NCUA exams substantially increase focus on cybersecurity
According to NAFCU's October Economic & CU Monitor survey, respondents indicated the portion of their NCUA exams dedicated to cybersecurity increased substantially from 2017 to 2018. To account for this change, respondents indicated the number of IT compliance employees have nearly doubled since 2010.
This month's Monitor – now available for download – details the impact and costs of cybersecurity risk on credit unions, particularly from merchants. According to survey respondents, 82 percent reported that they were impacted by a local merchant breach within the past two years.
Under current law, financial institutions, including credit unions, are governed by the Gramm-Leach-Bliley Act. NAFCU has been advocating for the creation of a national data security law, which would hold merchants, financials and other entities to standards similar to those currently upheld by financial institutions.

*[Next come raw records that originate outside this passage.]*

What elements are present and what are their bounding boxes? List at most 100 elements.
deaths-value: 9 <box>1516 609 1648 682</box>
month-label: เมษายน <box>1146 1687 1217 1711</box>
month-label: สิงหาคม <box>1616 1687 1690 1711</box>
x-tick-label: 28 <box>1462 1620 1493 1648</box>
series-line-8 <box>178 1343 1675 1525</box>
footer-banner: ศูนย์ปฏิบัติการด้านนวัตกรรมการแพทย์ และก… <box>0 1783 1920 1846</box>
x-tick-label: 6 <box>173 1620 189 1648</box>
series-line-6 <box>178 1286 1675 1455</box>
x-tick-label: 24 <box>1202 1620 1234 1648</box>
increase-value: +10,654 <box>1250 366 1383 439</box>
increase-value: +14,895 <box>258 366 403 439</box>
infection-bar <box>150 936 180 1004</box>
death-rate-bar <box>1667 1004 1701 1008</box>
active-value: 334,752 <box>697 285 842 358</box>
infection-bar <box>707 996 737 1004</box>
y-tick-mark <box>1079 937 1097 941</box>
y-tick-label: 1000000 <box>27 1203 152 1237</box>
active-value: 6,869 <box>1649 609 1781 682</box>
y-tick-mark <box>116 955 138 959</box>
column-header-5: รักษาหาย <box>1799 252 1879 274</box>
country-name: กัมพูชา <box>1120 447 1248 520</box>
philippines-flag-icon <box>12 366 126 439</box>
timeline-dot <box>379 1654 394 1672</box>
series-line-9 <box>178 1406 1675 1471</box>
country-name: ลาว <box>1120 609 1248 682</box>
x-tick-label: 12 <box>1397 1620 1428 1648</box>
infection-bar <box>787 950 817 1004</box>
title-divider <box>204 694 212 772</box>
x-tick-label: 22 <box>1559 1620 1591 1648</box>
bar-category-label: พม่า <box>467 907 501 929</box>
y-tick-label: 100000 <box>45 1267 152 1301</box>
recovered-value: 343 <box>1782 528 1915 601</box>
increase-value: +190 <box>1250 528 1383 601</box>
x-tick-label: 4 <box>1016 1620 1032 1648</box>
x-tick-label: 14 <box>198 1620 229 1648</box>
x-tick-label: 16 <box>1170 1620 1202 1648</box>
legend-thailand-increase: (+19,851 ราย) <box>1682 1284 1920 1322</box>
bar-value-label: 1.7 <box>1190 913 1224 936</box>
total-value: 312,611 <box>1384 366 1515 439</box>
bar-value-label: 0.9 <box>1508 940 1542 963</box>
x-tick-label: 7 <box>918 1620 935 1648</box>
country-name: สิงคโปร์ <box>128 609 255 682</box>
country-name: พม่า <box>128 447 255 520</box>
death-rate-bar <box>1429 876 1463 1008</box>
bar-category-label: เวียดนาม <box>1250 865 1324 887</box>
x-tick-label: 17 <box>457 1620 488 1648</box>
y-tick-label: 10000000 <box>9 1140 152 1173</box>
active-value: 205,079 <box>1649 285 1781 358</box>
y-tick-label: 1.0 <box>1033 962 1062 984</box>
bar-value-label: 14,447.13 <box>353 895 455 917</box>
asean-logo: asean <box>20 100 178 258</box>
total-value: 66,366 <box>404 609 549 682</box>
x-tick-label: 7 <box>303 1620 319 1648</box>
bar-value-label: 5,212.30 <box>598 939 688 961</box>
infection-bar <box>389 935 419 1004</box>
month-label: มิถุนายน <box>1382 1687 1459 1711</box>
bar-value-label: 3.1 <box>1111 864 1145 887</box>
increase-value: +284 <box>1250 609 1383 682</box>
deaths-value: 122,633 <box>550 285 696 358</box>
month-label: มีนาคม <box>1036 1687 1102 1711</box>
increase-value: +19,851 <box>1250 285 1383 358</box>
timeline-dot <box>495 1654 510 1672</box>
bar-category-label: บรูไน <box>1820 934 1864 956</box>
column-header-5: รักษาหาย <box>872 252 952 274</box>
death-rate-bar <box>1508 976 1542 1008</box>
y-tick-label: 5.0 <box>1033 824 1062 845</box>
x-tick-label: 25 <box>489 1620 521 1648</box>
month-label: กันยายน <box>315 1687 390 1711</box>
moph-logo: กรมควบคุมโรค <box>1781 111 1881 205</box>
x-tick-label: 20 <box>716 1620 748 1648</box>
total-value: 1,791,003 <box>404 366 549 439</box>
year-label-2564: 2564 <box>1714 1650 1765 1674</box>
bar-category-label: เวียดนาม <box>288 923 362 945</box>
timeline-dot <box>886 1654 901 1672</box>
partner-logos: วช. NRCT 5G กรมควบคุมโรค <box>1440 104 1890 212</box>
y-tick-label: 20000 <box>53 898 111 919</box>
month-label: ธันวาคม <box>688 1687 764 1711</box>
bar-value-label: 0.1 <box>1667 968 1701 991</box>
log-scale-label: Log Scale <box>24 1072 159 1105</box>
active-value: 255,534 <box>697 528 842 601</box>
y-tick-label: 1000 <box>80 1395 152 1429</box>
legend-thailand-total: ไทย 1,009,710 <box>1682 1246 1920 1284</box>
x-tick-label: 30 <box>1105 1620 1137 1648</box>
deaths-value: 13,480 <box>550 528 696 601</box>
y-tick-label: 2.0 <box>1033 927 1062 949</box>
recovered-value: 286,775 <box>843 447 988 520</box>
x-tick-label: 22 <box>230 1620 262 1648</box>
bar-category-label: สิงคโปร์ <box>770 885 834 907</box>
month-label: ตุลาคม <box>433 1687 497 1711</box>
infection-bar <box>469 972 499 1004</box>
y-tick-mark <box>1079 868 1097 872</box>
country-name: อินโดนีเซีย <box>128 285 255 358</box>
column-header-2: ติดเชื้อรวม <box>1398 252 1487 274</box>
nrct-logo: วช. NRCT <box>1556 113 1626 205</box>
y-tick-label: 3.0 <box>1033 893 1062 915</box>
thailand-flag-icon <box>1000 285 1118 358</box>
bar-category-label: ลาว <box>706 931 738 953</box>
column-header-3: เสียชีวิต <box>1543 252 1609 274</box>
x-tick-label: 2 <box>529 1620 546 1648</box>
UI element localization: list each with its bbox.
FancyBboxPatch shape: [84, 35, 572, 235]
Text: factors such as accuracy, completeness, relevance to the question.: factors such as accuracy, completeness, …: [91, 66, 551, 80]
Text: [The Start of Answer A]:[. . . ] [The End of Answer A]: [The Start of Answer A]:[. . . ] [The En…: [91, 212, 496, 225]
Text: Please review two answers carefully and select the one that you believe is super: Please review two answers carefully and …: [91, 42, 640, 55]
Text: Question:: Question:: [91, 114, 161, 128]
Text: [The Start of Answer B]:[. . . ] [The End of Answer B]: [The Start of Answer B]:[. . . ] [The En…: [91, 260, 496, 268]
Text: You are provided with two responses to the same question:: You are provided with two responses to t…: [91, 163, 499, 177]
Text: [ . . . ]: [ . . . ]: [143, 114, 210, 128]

In July, this sentiment was echoed by the Department of Treasury as they formally recommended that Congress enact a federal data security and breach notification law.
NAFCU Board of Directors Chair Jeanne Kucey, while testifying before the NCUA Board last week, expressed concern that NCUA cybersecurity related expenditures – which have no clearly articulated limits – may be driving costs disproportionately and will continue to result in yearly budget increases at the NCUA. NAFCU has asked the NCUA to delineate a clear standard for measuring the impact of cybersecurity investments relative to risk reduction during the exam process to ensure that such investments are serving their intended purpose.
The October issue of the Economic & CU Monitor also includes results from the Credit Union Sentiment Index (CUSI), an index based on NAFCU member responses to eight questions on growth and earnings outlook, lending conditions and regulatory burden. The CUSI sunk to its lowest point on record in October, just two months after hitting an all-time high. Respondents' souring assessment of lending conditions was behind the fall. A positive outlook on the economy had the greatest impact on the growth component, and the economy, interest rates and loan demand had positive impacts on the earnings component. However, loan demand and applicant quality continued to drop in the lending component and the regulation component showed a mild improvement.
NAFCU relies on survey responses to provide its members a glimpse of trends affecting the credit union industry as a whole. The association also uses survey responses to inform its advocacy efforts on Capitol Hill and with regulatory agencies such as the NCUA, the bureau and the Federal Reserve.
The next survey covers exams. Participants can fill out the survey online or in PDF format; responses are due Nov. 6.